Business

Uncertainty weighs on Reserve Bank

Lynley Donnelly

But analysts agree that providing better guidance and more transparency can be difficult.

The South African Reserve Bank is not immune to the pressure that comes with how central bankers communicate monetary policy decisions. (Oupa Nkosi, M&G)

With tapering being the watchword in financial markets everywhere, there is growing scrutiny of how central bankers communicate monetary policy decisions.

The South African Reserve Bank is not immune to this pressure, including questions over whether it should supply “forward guidance” – clear indications to the market about the direction of interest rates – increase the transparency of its monetary policy committee (MPC) meetings and reveal the voting records of its members, which would separate out the montetary policy hawks from the doves.

This week, the MPC left the repo rate unchanged, as the market had expected, at 5.5%, with five members in favour of holding rates and two in favour of raising them. This was not the case in January, however, when it raised rates, catching most if not all market observers by surprise, despite what the bank argued were many signals that it may have to begin hiking rates.

Despite this hiccup, most analysts and economists agree that the Reserve Bank’s communication is steadily evolving and improving, even if it does not follow the tradition of other central banks, such as the United States Federal Reserve, which publishes detailed minutes of its meetings and voting records.

Nor does it provide explicit forward guidance to the market, despite clearer indications in recent MPC statements that real policy rates are likely to increase in the medium term – but with the important caveats that this is “data dependent”, that “there will not necessarily be a change in the stance at every meeting” and that the increments may vary in size.

Differing views
In a recent research note, Nomura analyst Peter Attard Montalto noted that the bank has taken a significant step in admitting that MPC members have differing views and that the split does affect the balance and outcome of policy.

Following March’s MPC statement, for instance, the Reserve Bank governor, Gill Marcus, revealed how close the vote was, when asked about it – four members had voted to keep rates unchanged and three had voted to raise them.

But, according to Attard Montalto, the bank is unlikely to say more than that there were dissenting views.

Nevertheless, Nomura has drafted a spectrum of South Africa’s seven MPC members, ranging from hawks to doves. But it insists this is relative and will be fluid over time. But it does attempt to reflect the approach members may take at each meeting and the kinds of “concerns and focuses they will bring to the debate”.

On Nomura’s scale, ahead of Thursday’s meeting, deputy governors Daniel Mminele and Lesetja Kganyago were at the hawk end; Kuben Naidoo was neutral; Marcus and the third deputy, Francois Groepe, are neutral–leaning doves; and Brian Kahn and Rashad Cassim are deemed doves.

Confidential voting
The bank does not reveal how they vote, given the risk of the politicising their decisions.

Nedbank economist Dennis Dykes said it was not inconceivable that MPC members could have protests outside their doors for voting to raise the repo rate.

Marcus said in a recent speech that the bank does not publicise individual votes as it does not want to “personalise the debate”.
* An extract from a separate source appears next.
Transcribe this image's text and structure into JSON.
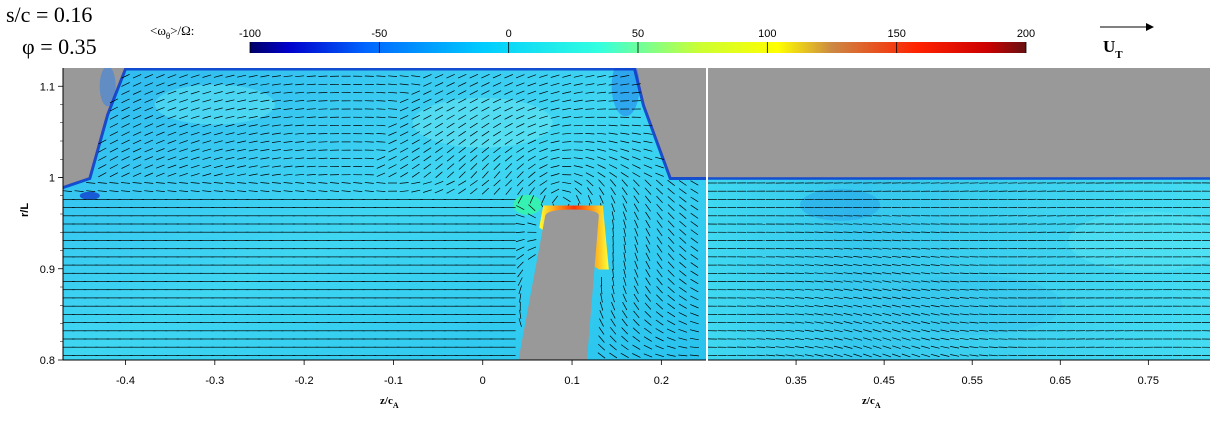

“This gives individual members greater freedom to speak their minds and change their views during discussions, and it avoids the labelling of hawks and doves,” she said.

“However, we do indicate if there were dissenting views but we do not reveal who the dissenters were. It does reduce the transparency of the decision-making process but this has to be weighed up against the advantages of allowing for more rigorous debate in the [monetary policy] committee.”

‘Committee responsibility’
To ensure the clarity and consistency of its message, the bank has adopted the principle of “committee responsibility”.

“So, even if the decision is not unanimous, once the decision is taken, all members of the committee take joint responsibility,” she said.

“This reduces the possibility of mixing the messages, as all members communicate with one voice.”

Tied to this debate is the question of forward guidance, particularly given the current reduction of quantitative easing in the developed world, which has required central banks to be more careful in their communications to prevent painful market volatility following a policy pronouncement.

The Standard Bank’s group chief economist, Goolam Ballim, said “good central banking provides guidance to the market that douses current and prospective volatility in the yield curve to maximum effect”, ideally giving the market a sense of where the price of money will be over time to allow for prudent business and investment decisions.

Best guidance
Nevertheless, he said, although the Reserve Bank may provide its best guidance on how it thinks monetary policy will unfold, unforeseen events may occur. In this respect, forward guidance “is inherently prone to miscalculation”, Ballim said.

This is particularly the case for South Africa, according to Sanlam Investment economist Arthur Kamp, given the openness of the economy, the volatility of the currency and the impact commodities have on inflation numbers.

The Reserve Bank itself appears to have mixed feelings on the matter. In her speech Marcus said that there was “by no means universal acceptance of some of the recent developments globally, and there are criticisms that, at times, forward guidance has introduced more volatility into the markets, and that too much guidance can encourage excessive risk-taking and delay monetary policy responses”.

It is “more difficult in emerging market economies that are more prone to volatility arising from exogenous shocks and spillover effects” she said.